The Day The Towers Fell…

In history, there are a few moments where it seems people always seem to remember where they were and what they were doing as it occurred or when they heard the news.

twin-towers-new-yorkPearl Harbor, the assassination president of John F. Kennedy and Neil Armstrong’s first steps on the moon.

While not being old enough to remember the events and tragedies mentioned above, like all other generations my own had its share of days that would indeed live on in infamy.

I barely recall John Lennon being shot and killed by a crazed fan named David Chapman and recall with horror watching the NASA space shuttle Challenger exploding shortly after launch due to an O-ring failure.

Nothing would compare though with the tragic events of September, 11th, 2001 however when I along with the rest of the world watched thousands of people die in a terrorist attack on the World Trade Center’s twin towers.

This article will not focus on the history or the cause of the tragedy, but rather on my personal recollections of the event.

Additionally, there will not be any of the conspiracy theories that have sprung up around that event after the fact. Despite always keeping an open mind (Just see my other website for proof of that) and having some very non-conformist political beliefs, on this day it is better to focus on what we know happened that day, which was massive loss of life and the shattering of the safety net we as Americans had been living under for over half a century.

On that fateful morning, I had gone to work at about eight A.M. to open a local ‘dollar shop’ chain as the store’s assistant manager. It was a job I really disliked as my functions were resetting merchandise off of random pallets and placing them on the sales floor and then doing the tedious bookwork.

However, at the time and in that economy I made pretty good money so I just soldiered through it, especially as a month prior I had lost pretty much everything I had gained over the last five years or so.

Shortly after the store opened at nine A.M., a customer had said a plane had flown into the North Tower of the World Trade Center in New York just slightly before nine.

Now at this point I should note that this was before smart phones, before everybody had instant access to news and information at their fingertips and the store itself pumped in their own radio station with uninterrupted music, which was another sore point of that job because they played little I liked besides playing David Bowie’s Golden Years Twice a day.

I recall talking to the cashier working that day and remarking that it was a terrible accident but hopefully they contained the fire.
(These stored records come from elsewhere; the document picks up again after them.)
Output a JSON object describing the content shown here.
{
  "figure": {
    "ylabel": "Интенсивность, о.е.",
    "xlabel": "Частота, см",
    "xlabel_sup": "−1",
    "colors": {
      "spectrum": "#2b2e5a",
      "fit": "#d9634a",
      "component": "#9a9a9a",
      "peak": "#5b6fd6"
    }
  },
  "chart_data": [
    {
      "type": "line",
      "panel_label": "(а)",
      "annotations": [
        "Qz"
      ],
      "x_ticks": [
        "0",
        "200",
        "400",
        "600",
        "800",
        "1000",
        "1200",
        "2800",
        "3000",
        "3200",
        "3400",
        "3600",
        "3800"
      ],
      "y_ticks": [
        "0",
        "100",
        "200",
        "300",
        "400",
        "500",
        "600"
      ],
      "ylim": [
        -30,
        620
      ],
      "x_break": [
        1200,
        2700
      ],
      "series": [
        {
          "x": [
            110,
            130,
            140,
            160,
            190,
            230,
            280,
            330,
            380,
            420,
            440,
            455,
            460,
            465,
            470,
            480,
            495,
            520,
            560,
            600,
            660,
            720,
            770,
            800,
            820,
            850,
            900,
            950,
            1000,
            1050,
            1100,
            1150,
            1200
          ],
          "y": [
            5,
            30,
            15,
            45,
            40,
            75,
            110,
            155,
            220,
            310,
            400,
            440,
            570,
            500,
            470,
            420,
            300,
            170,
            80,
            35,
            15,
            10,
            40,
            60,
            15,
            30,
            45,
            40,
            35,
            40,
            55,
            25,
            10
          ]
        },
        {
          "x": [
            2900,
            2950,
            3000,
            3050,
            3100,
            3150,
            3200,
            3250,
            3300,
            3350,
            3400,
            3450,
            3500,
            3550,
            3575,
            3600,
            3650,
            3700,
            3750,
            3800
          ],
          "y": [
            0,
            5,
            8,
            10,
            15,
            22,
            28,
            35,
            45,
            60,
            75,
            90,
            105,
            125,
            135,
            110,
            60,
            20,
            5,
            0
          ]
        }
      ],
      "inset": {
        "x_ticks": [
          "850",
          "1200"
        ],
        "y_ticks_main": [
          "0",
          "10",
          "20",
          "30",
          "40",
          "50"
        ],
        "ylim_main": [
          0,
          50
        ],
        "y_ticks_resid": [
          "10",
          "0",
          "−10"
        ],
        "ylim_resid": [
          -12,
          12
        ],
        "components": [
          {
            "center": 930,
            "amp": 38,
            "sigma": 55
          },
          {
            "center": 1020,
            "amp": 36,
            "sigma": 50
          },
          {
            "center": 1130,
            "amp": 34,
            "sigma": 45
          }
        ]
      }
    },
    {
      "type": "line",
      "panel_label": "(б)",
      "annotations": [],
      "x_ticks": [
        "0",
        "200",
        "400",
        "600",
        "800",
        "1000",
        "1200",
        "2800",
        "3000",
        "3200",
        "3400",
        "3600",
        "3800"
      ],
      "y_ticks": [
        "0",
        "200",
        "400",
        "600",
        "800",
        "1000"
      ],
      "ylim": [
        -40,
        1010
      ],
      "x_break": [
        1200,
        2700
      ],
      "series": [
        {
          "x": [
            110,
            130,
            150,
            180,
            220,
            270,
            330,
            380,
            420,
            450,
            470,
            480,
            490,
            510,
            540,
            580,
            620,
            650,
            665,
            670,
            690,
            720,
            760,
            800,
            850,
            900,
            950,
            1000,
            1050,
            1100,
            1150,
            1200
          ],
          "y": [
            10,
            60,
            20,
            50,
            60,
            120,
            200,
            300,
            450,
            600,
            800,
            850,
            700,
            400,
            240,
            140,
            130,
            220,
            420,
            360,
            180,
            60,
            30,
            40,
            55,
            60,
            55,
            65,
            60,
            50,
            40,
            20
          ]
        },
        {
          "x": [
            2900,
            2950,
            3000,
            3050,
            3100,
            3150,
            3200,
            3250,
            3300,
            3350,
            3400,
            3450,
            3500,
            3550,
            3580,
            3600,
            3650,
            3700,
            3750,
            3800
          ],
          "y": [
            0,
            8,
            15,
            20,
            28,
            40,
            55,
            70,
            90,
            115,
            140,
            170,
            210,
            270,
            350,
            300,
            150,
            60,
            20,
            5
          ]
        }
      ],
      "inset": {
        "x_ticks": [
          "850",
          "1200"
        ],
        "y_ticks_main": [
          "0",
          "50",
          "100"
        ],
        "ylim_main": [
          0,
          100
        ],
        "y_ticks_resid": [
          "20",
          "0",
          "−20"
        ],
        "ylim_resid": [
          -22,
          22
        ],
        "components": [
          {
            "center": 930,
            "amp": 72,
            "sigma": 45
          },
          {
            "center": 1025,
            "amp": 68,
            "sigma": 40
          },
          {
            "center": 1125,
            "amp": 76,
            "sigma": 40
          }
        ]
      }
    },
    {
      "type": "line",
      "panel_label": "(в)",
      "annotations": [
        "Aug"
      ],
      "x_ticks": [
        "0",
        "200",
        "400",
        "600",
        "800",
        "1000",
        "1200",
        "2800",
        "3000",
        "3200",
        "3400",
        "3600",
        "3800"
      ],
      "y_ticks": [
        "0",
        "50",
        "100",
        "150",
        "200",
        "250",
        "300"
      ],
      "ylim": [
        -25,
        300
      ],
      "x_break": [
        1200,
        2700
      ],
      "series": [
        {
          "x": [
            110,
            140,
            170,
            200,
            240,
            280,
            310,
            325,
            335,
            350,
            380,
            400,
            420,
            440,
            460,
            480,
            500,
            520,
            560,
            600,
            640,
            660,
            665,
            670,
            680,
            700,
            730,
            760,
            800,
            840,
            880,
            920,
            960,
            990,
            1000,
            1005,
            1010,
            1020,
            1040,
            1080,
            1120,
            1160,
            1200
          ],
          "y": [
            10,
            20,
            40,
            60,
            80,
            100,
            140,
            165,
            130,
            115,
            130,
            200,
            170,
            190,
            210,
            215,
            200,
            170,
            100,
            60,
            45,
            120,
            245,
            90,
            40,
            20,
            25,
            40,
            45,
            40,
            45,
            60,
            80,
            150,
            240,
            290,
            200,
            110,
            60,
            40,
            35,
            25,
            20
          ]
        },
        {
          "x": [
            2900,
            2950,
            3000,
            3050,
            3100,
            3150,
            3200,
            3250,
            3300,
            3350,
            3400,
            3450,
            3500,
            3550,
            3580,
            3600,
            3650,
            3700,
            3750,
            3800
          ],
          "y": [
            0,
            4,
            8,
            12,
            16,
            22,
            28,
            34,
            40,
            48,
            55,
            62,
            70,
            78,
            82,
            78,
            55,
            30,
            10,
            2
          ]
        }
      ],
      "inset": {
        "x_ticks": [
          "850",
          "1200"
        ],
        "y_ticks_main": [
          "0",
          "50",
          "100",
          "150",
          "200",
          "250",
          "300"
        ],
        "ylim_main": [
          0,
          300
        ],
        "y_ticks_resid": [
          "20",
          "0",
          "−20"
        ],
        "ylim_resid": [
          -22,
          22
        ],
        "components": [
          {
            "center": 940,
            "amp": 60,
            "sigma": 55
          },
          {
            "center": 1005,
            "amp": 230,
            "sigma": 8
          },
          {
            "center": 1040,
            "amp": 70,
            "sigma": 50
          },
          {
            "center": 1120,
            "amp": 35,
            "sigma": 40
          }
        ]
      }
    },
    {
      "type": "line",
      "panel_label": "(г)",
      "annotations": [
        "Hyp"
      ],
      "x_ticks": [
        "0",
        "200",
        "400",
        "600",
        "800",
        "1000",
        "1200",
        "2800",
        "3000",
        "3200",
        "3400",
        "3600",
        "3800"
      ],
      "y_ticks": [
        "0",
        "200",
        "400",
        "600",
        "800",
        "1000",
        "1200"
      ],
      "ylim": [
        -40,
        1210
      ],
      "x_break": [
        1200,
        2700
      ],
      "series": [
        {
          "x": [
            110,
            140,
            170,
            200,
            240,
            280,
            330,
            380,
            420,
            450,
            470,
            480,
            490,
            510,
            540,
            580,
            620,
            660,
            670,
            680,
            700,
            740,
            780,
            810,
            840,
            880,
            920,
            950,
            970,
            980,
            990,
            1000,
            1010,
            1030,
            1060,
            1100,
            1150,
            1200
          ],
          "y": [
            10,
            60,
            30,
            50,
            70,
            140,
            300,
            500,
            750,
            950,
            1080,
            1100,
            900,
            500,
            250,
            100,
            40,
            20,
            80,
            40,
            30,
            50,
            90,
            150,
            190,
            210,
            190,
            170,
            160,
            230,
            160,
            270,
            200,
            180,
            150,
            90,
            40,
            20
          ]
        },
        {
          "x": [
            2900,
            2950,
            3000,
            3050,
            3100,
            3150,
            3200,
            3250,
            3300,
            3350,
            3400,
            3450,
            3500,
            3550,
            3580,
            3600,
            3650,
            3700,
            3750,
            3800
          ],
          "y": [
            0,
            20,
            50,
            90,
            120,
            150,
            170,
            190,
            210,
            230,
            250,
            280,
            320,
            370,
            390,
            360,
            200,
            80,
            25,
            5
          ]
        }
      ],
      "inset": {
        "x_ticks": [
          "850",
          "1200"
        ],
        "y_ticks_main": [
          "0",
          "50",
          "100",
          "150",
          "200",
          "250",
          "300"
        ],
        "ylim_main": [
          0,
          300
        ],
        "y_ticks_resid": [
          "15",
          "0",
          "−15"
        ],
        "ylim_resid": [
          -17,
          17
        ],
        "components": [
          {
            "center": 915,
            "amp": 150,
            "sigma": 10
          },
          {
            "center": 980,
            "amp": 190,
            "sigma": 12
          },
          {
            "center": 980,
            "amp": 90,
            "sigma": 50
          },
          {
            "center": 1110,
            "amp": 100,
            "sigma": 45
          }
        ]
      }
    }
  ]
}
I actually recall remarking that a B-52 had flown into the Empire State Building in the 1940s so if they could get the fires out the loss of life should hopefully have been minimal and that the people on the plane were most likely vaporized.

Some time later another person came in and had told us another plane had hit the South tower and of course I knew then as many did, that regardless of cause, this was no accident.

By the time someone had said another plane had hit the Pentagon I was actually scared and unnerved. Images of the eighties film Red Dawn started to pop into my mind and I really wondered was this it, was there going to be war and were we going to be attacked again or possibly even an invasion?

Now it seems rather silly to have such thoughts but again, this was before smart phones and no one had a radio in the store. I finished my shift with thoughts that despite the recent personal issues I had faced in losing a three-year long relationship and being evicted from my former apartment a month earlier that the world had shifted, the world had certainly changed.

This was the United States and we never had the battles on our soil.

Withing two hours the veil of being untouchable had faded like a ghost.

Having to work till two P.M. or so that day meant I saw none of the live coverage and was still working when both towers fell. I recall going across the street from the strip mall where the dollar shop was and going into a video game store on my break.

The guy in there did have a portable radio and he relayed the information to me as we discussed the heavy thoughts of tragedy and war.

On the way back home I passed the local Hilton Hotel and was shocked that the American flag being flown was still at the top of the flagpole rather than half mast.

For reasons to this day I don’t recall giving much thought before I acted, I walked into the main lobby and essentially cursed the front desk clerk out, saying they had no damn respect and people had died.

Today, I realise that at the time, which as I said was recently filled with personal issues, I had a tendency to deal with everything with anger and I was just coming to grips with the idea that a great many people had needlessly died that day.

Returning home, the television  was on and the endless replays on the towers falling were on full display. This combined with all the conflicting news reports made for some harrowing viewing as the nation tried to come to terms with the attacks.

Special editions of the local papers were printed and rush de;livered at about five P.M. and being a person who usually likes to read his news rather than view it I recall buying each of the three available, sitting just outside the store on some milk crates and digesting the words and images that would become infamous from that day forward.

Where were you on that fateful morning when the world changed forever?